On 11th November 2020, TORCH Heritage Programme and the Oxford University Heritage Network (OUHN), in partnership with the School of Archaeology and with the support of the Chartered Institute for Archaeologists (CIfA) co-convened ‘Practising Archaeology’, a career development event for graduate students and early-career researchers of the University of Oxford.

This lunchtime webinar served as an introduction to career pathways in Archaeology and Archaeological Science. Four experts in the fields of heritage, historic environment, commercial archaeology, and forensic archaeology were invited to draw upon their careers to inspire and encourage participants to: – gain a better understanding of the sector and its entry level requirements – form realistic expectations about their career prospects – think creatively about their future career – plan their next steps – identify and access various career development resources available within and beyond the University of Oxford – get familiar with the main institutions that advocate for professionals in archaeology – explore how their research experience and expertise can contribute to organisations – shape future events through participation and feedback – develop and enhance networking abilities with internal and external colleagues.

Kate Geary MCIfA (Head of Professional Development and Practice, CIfA) opened the event by presenting on the role and purpose of CIfA. She discussed the Institute’s code of conduct, regulations, standards and guidance for professional archaeologists and organisations that ensure high ethical and professional standards in archaeology, the benefits of membership, entry-level expectations as well as the current challenges of the sector.

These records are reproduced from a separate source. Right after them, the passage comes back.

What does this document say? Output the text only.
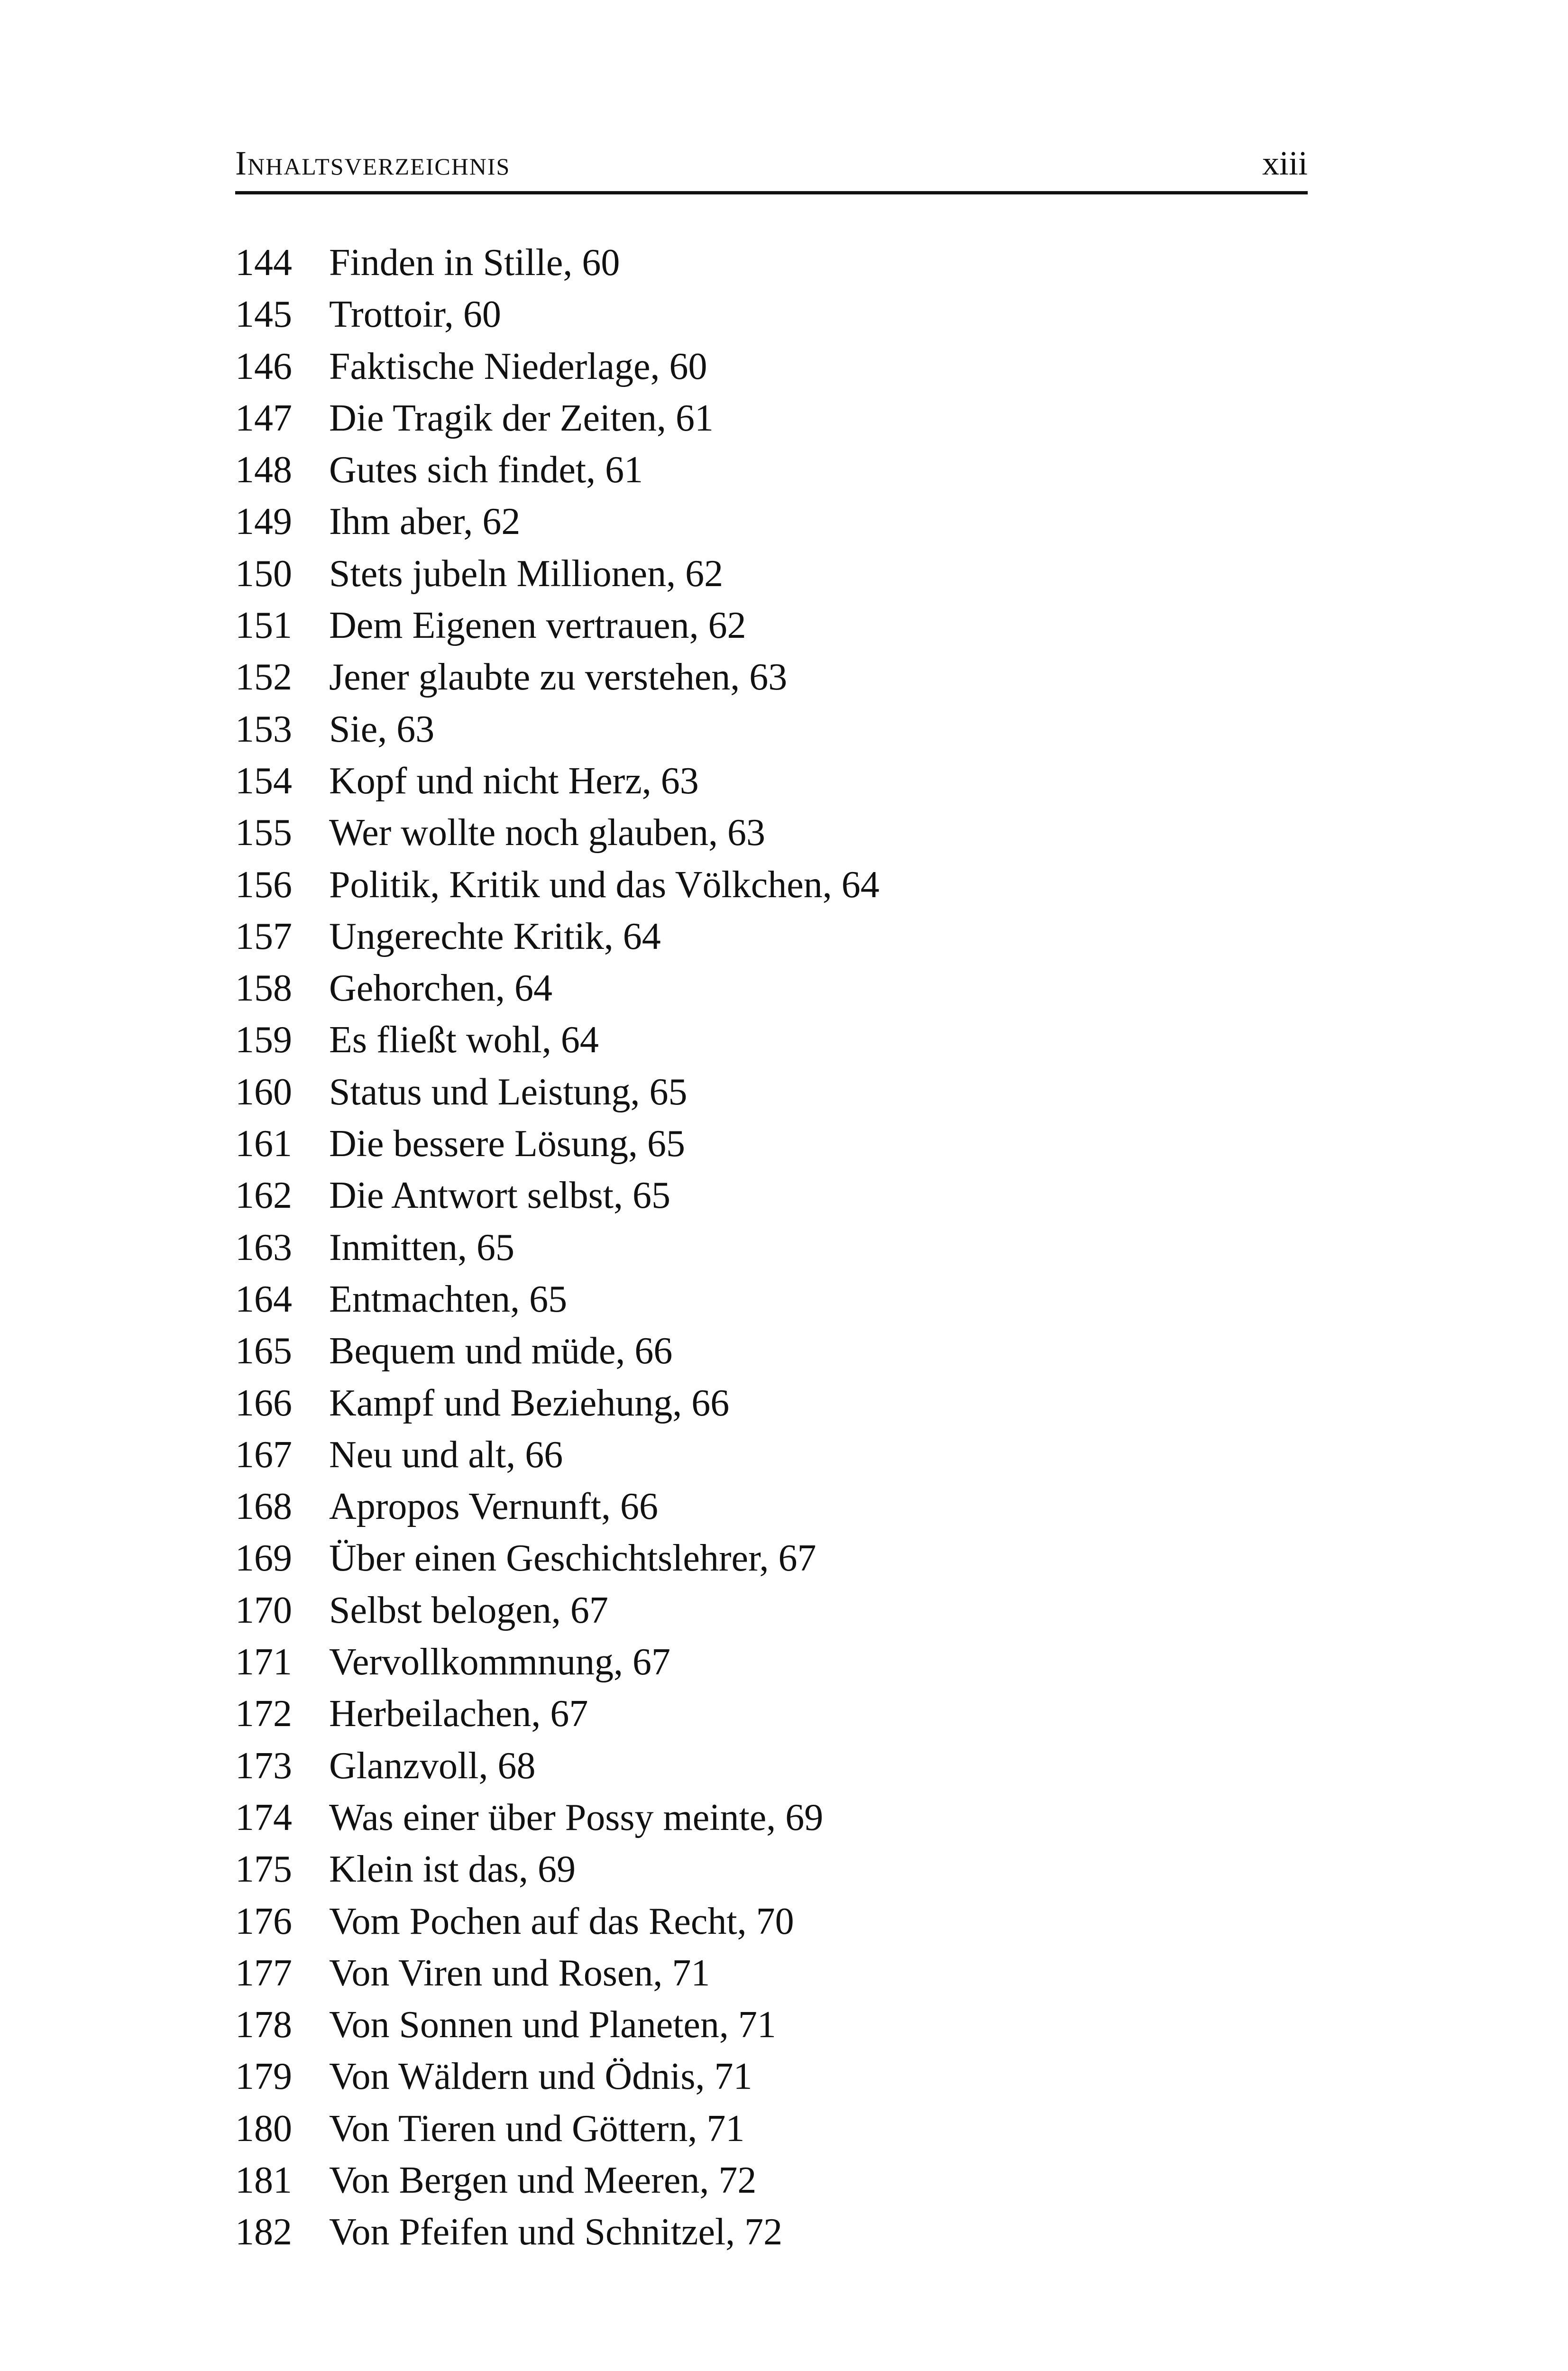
Inhaltsverzeichnis	xiii
144 Finden in Stille, 60
145 Trottoir, 60
146 Faktische Niederlage, 60
147 Die Tragik der Zeiten, 61
148 Gutes sich findet, 61
149 Ihm aber, 62
150 Stets jubeln Millionen, 62
151 Dem Eigenen vertrauen, 62
152 Jener glaubte zu verstehen, 63
153 Sie, 63
154 Kopf und nicht Herz, 63
155 Wer wollte noch glauben, 63
156 Politik, Kritik und das Völkchen, 64
157 Ungerechte Kritik, 64
158 Gehorchen, 64
159 Es fließt wohl, 64
160 Status und Leistung, 65
161 Die bessere Lösung, 65
162 Die Antwort selbst, 65
163 Inmitten, 65
164 Entmachten, 65
165 Bequem und müde, 66
166 Kampf und Beziehung, 66
167 Neu und alt, 66
168 Apropos Vernunft, 66
169 Über einen Geschichtslehrer, 67
170 Selbst belogen, 67
171 Vervollkommnung, 67
172 Herbeilachen, 67
173 Glanzvoll, 68
174 Was einer über Possy meinte, 69
175 Klein ist das, 69
176 Vom Pochen auf das Recht, 70
177 Von Viren und Rosen, 71
178 Von Sonnen und Planeten, 71
179 Von Wäldern und Ödnis, 71
180 Von Tieren und Göttern, 71
181 Von Bergen und Meeren, 72
182 Von Pfeifen und Schnitzel, 72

Dr Jacek Gruszczynski MCIfA (Freelance Commercial Archaeologist and Heritage Consultant; Senior Archaeologist, PCA Heritage) drew from his own experience to discuss the skills (transferrable, not-so-transferrable and outright new) that academia can (and a few that it cannot) equip young researchers that take their first steps into the world of commercial archaeology. He highlighted the benefits of field-work and encouraged participants to seek real-life experience alongside their academic research.

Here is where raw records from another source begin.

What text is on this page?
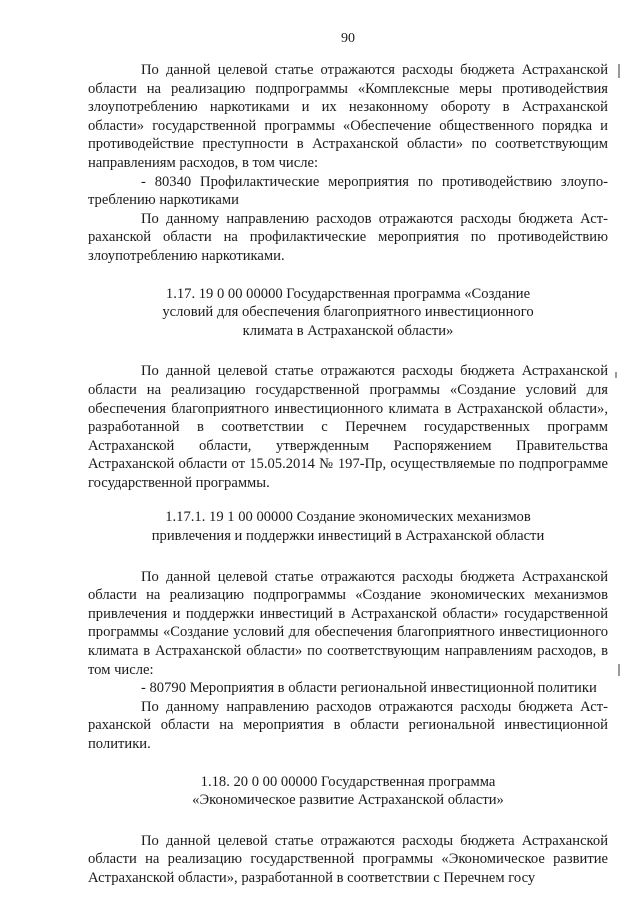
90

По данной целевой статье отражаются расходы бюджета Астраханской области на реализацию подпрограммы «Комплексные меры противодействия злоупотреблению наркотиками и их незаконному обороту в Астраханской области» государственной программы «Обеспечение общественного порядка и противодействие преступности в Астраханской области» по соответствующим направлениям расходов, в том числе:

- 80340 Профилактические мероприятия по противодействию злоупотреблению наркотиками

По данному направлению расходов отражаются расходы бюджета Астраханской области на профилактические мероприятия по противодействию злоупотреблению наркотиками.

1.17. 19 0 00 00000 Государственная программа «Создание
условий для обеспечения благоприятного инвестиционного
климата в Астраханской области»

По данной целевой статье отражаются расходы бюджета Астраханской области на реализацию государственной программы «Создание условий для обеспечения благоприятного инвестиционного климата в Астраханской области», разработанной в соответствии с Перечнем государственных программ Астраханской области, утвержденным Распоряжением Правительства Астраханской области от 15.05.2014 № 197-Пр, осуществляемые по подпрограмме государственной программы.

1.17.1. 19 1 00 00000 Создание экономических механизмов
привлечения и поддержки инвестиций в Астраханской области

По данной целевой статье отражаются расходы бюджета Астраханской области на реализацию подпрограммы «Создание экономических механизмов привлечения и поддержки инвестиций в Астраханской области» государственной программы «Создание условий для обеспечения благоприятного инвестиционного климата в Астраханской области» по соответствующим направлениям расходов, в том числе:

- 80790 Мероприятия в области региональной инвестиционной политики

По данному направлению расходов отражаются расходы бюджета Астраханской области на мероприятия в области региональной инвестиционной политики.

1.18. 20 0 00 00000 Государственная программа
«Экономическое развитие Астраханской области»

По данной целевой статье отражаются расходы бюджета Астраханской области на реализацию государственной программы «Экономическое развитие Астраханской области», разработанной в соответствии с Перечнем госу
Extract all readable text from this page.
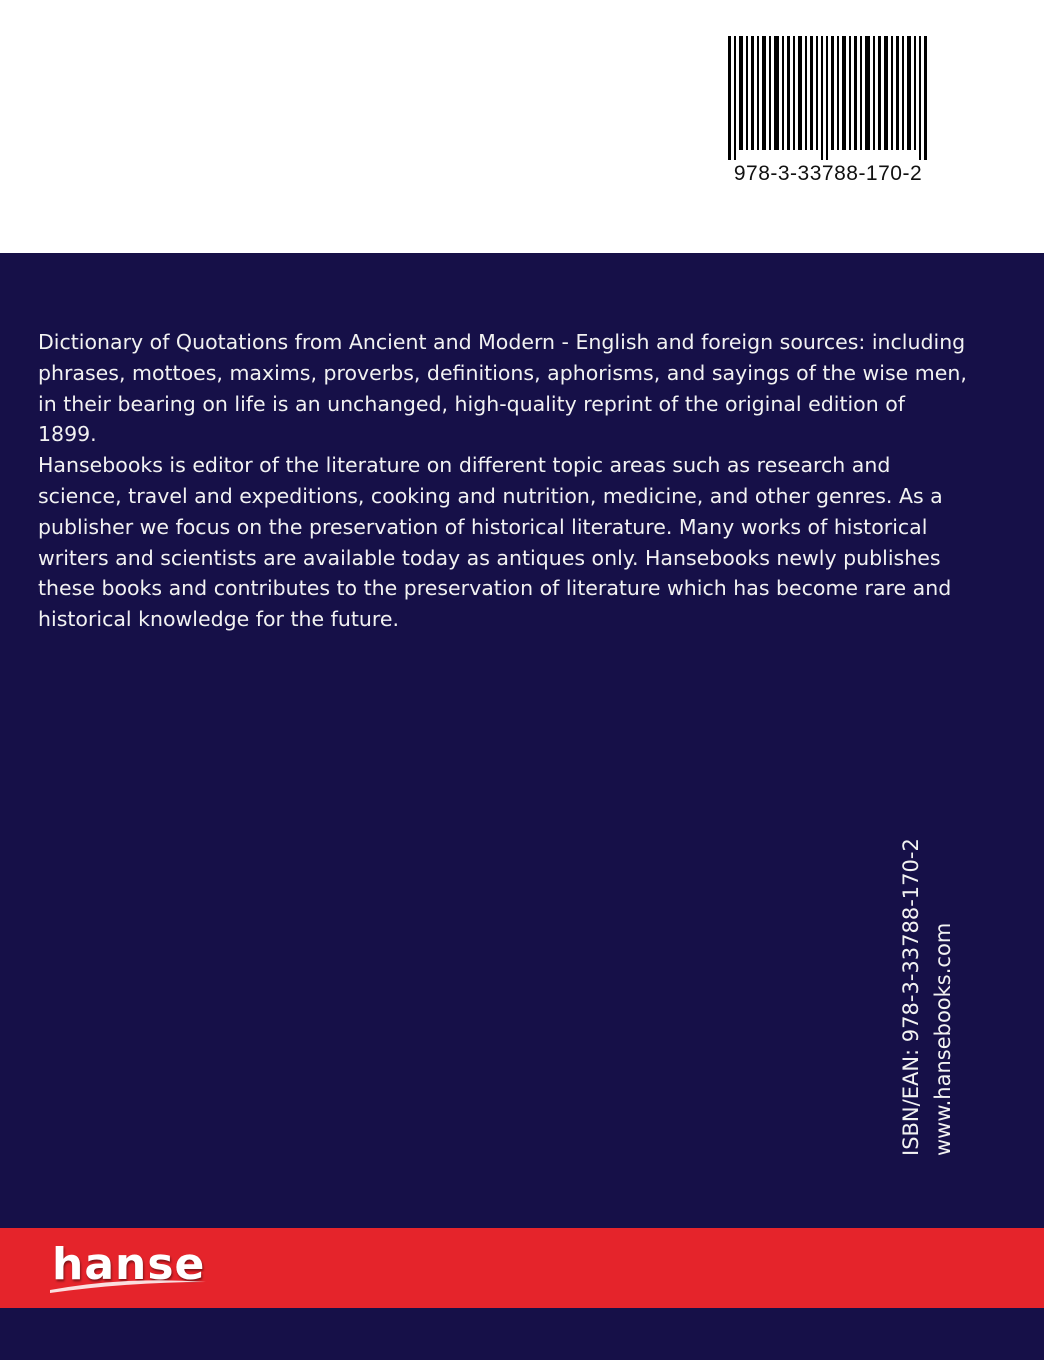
978-3-33788-170-2

Dictionary of Quotations from Ancient and Modern - English and foreign sources: including phrases, mottoes, maxims, proverbs, definitions, aphorisms, and sayings of the wise men, in their bearing on life is an unchanged, high-quality reprint of the original edition of 1899.

Hansebooks is editor of the literature on different topic areas such as research and science, travel and expeditions, cooking and nutrition, medicine, and other genres. As a publisher we focus on the preservation of historical literature. Many works of historical writers and scientists are available today as antiques only. Hansebooks newly publishes these books and contributes to the preservation of literature which has become rare and historical knowledge for the future.

ISBN/EAN: 978-3-33788-170-2 www.hansebooks.com
hanse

Dr Karl Harrison MCIfA (Director and Lead Forensic Ecologist, Alecto Forensics; Reader in Forensic Sciences, Cranfield University; Visiting Professor, University of West London; Honorary Senior Lecturer, Cardiff University; Visiting Research Fellow, Wellcome Centre for Ethics and Humanities, University of Oxford) offered a brief introduction to the world of forensic archaeology. More broadly, he highlighted flexibility, adaptability, and creativity as key skills that enable young professional to seize opportunities that might lead to often unexpected career pathways, beyond a five-year plan.

Dr Oliver Cox (Heritage Engagement Fellow, University of Oxford) introduced the attendeeds to the range of skills-development opportunities that are currently available in Oxford. He focused on the various ways in which the Heritage Partnerships Team and the OUHN can facilitate students and early-career researchers to explore careers outside of academia, while still enrolled in the university. He also discussed ways to build a consultancy profile and position one’s academic expertise in a way that is marketable and accessible to different sectors.

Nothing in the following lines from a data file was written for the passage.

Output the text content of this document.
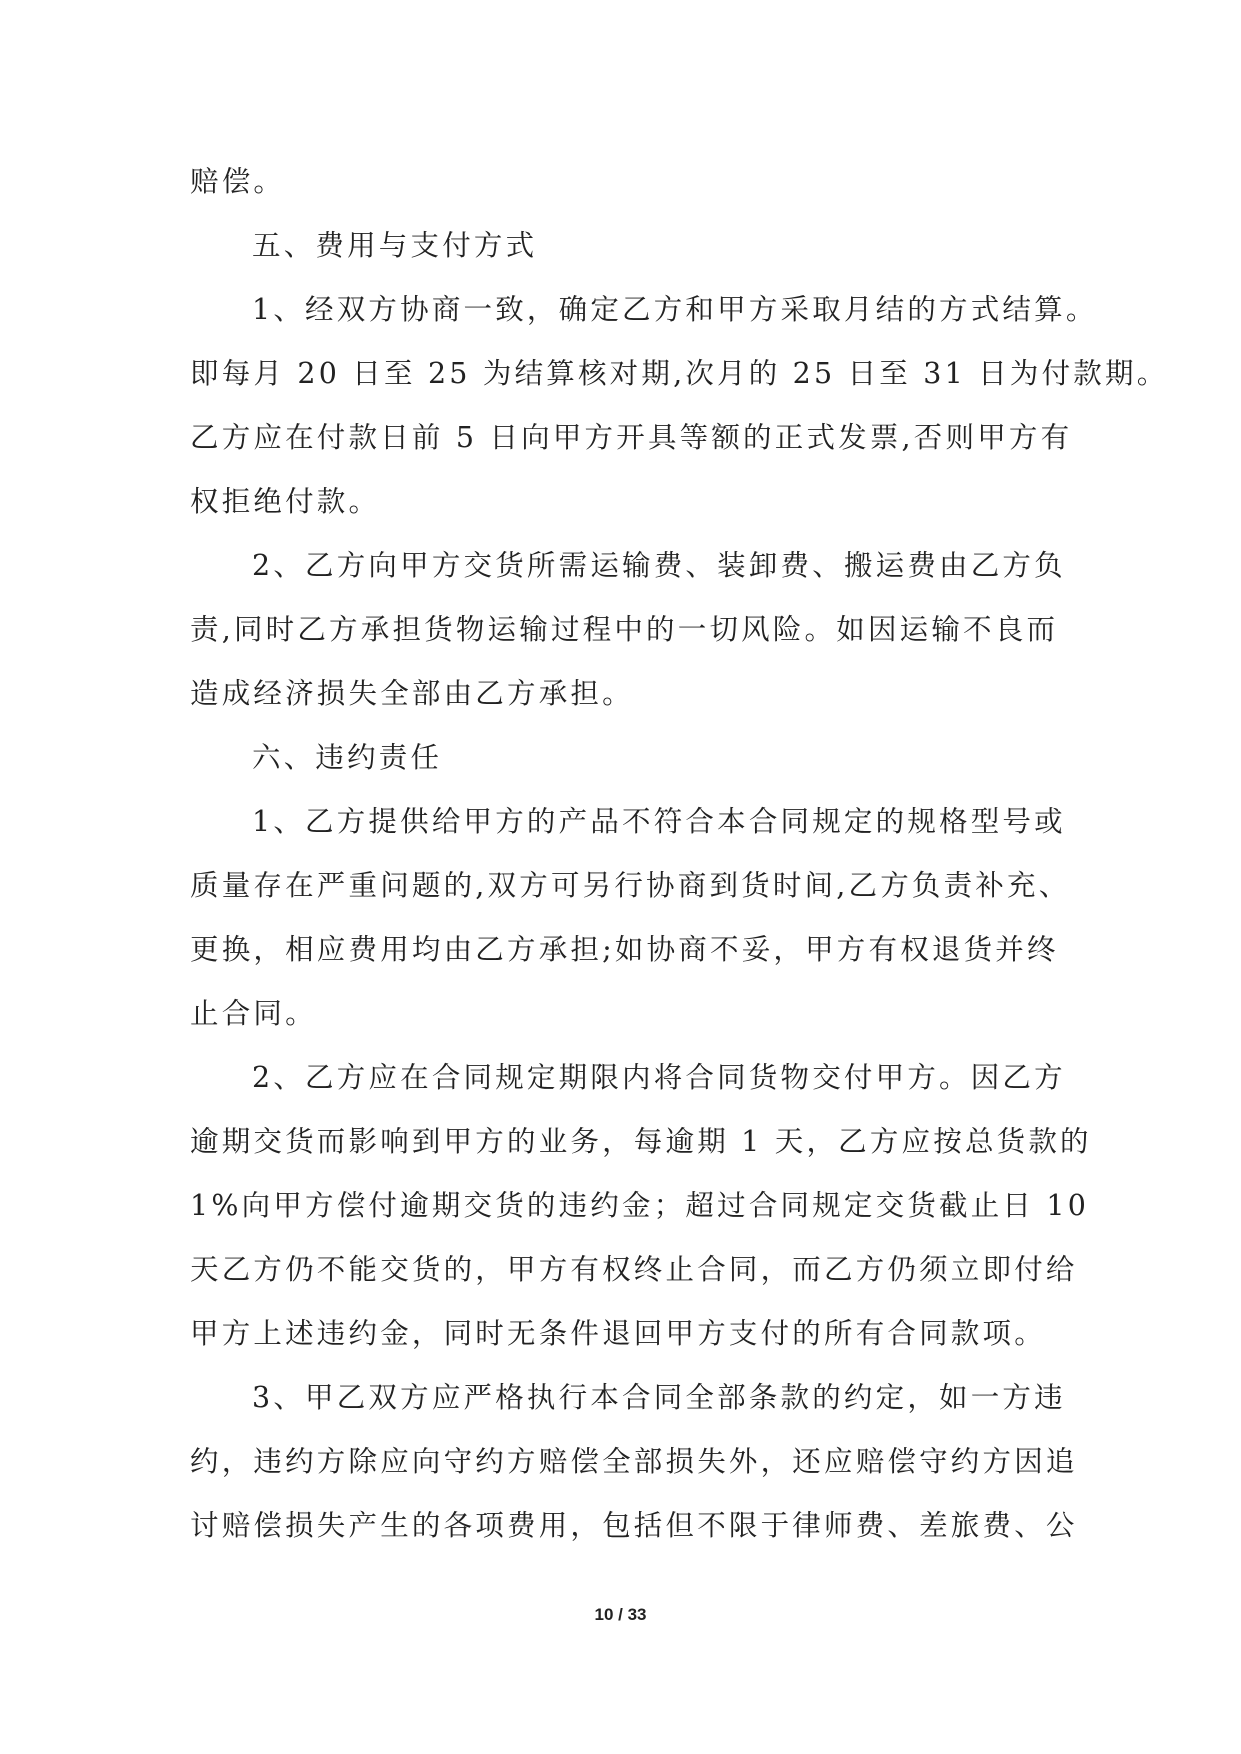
赔偿。
五、费用与支付方式
1、经双方协商一致，确定乙方和甲方采取月结的方式结算。
即每月 20 日至 25 为结算核对期,次月的 25 日至 31 日为付款期。
乙方应在付款日前 5 日向甲方开具等额的正式发票,否则甲方有
权拒绝付款。
2、乙方向甲方交货所需运输费、装卸费、搬运费由乙方负
责,同时乙方承担货物运输过程中的一切风险。如因运输不良而
造成经济损失全部由乙方承担。
六、违约责任
1、乙方提供给甲方的产品不符合本合同规定的规格型号或
质量存在严重问题的,双方可另行协商到货时间,乙方负责补充、
更换，相应费用均由乙方承担;如协商不妥，甲方有权退货并终
止合同。
2、乙方应在合同规定期限内将合同货物交付甲方。因乙方
逾期交货而影响到甲方的业务，每逾期 1 天，乙方应按总货款的
1%向甲方偿付逾期交货的违约金；超过合同规定交货截止日 10
天乙方仍不能交货的，甲方有权终止合同，而乙方仍须立即付给
甲方上述违约金，同时无条件退回甲方支付的所有合同款项。
3、甲乙双方应严格执行本合同全部条款的约定，如一方违
约，违约方除应向守约方赔偿全部损失外，还应赔偿守约方因追
讨赔偿损失产生的各项费用，包括但不限于律师费、差旅费、公
10 / 33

The presentations were followed by Q&As and participants were warmly invited to participate in the discussion. Prof Ine Jacobs (Stavros Niarchos Foundation Associate Professor of Byzantine Archaeology and Visual Culture, University of Oxford) gave the closing remarks on behalf of the School of Archaeology, inviting the participants to submit their suggestions for future events and career development opportunities by completing a feedback survey for the event.

‘Practising Archaeology’ saw high registration and attendance with equal numbers of graduate students and doctoral candidates of the School of Archaeology participating. The session received excellent feedback with all respondents rating it as ‘useful’ or ‘extremely useful’ and stating that they ‘would recommend this session to someone else’. When asked to identify the steps that the participants would take because of attending this session, respondents followed closely the speakers’ advice whilst adapting it to their personal needs, indicating high levels of meaningful engagement. Amongst the skills and training needs identified by the respondents, the most frequently mentioned were promoting oneself in a business environment, science communication and real-life experience. A demand for a more detailed presentation of existing opportunities within the University of Oxford was also recorded. Lastly, some respondents requested to learn about the international sector and career prospects of international students after Brexit. These comments resonate with the few suggestions for future speakers, even though this was the question most frequently skipped by the participants.

Drawing on this feedback the Heritage Partnerships Team and the Oxford University Network, in partnership with the School of Archaeology, are currently working on two more sessions to take place in Hilary and Trinity terms and on setting up short-term placements in the aforementioned sectors, in close collaboration with Oxford University Careers Service.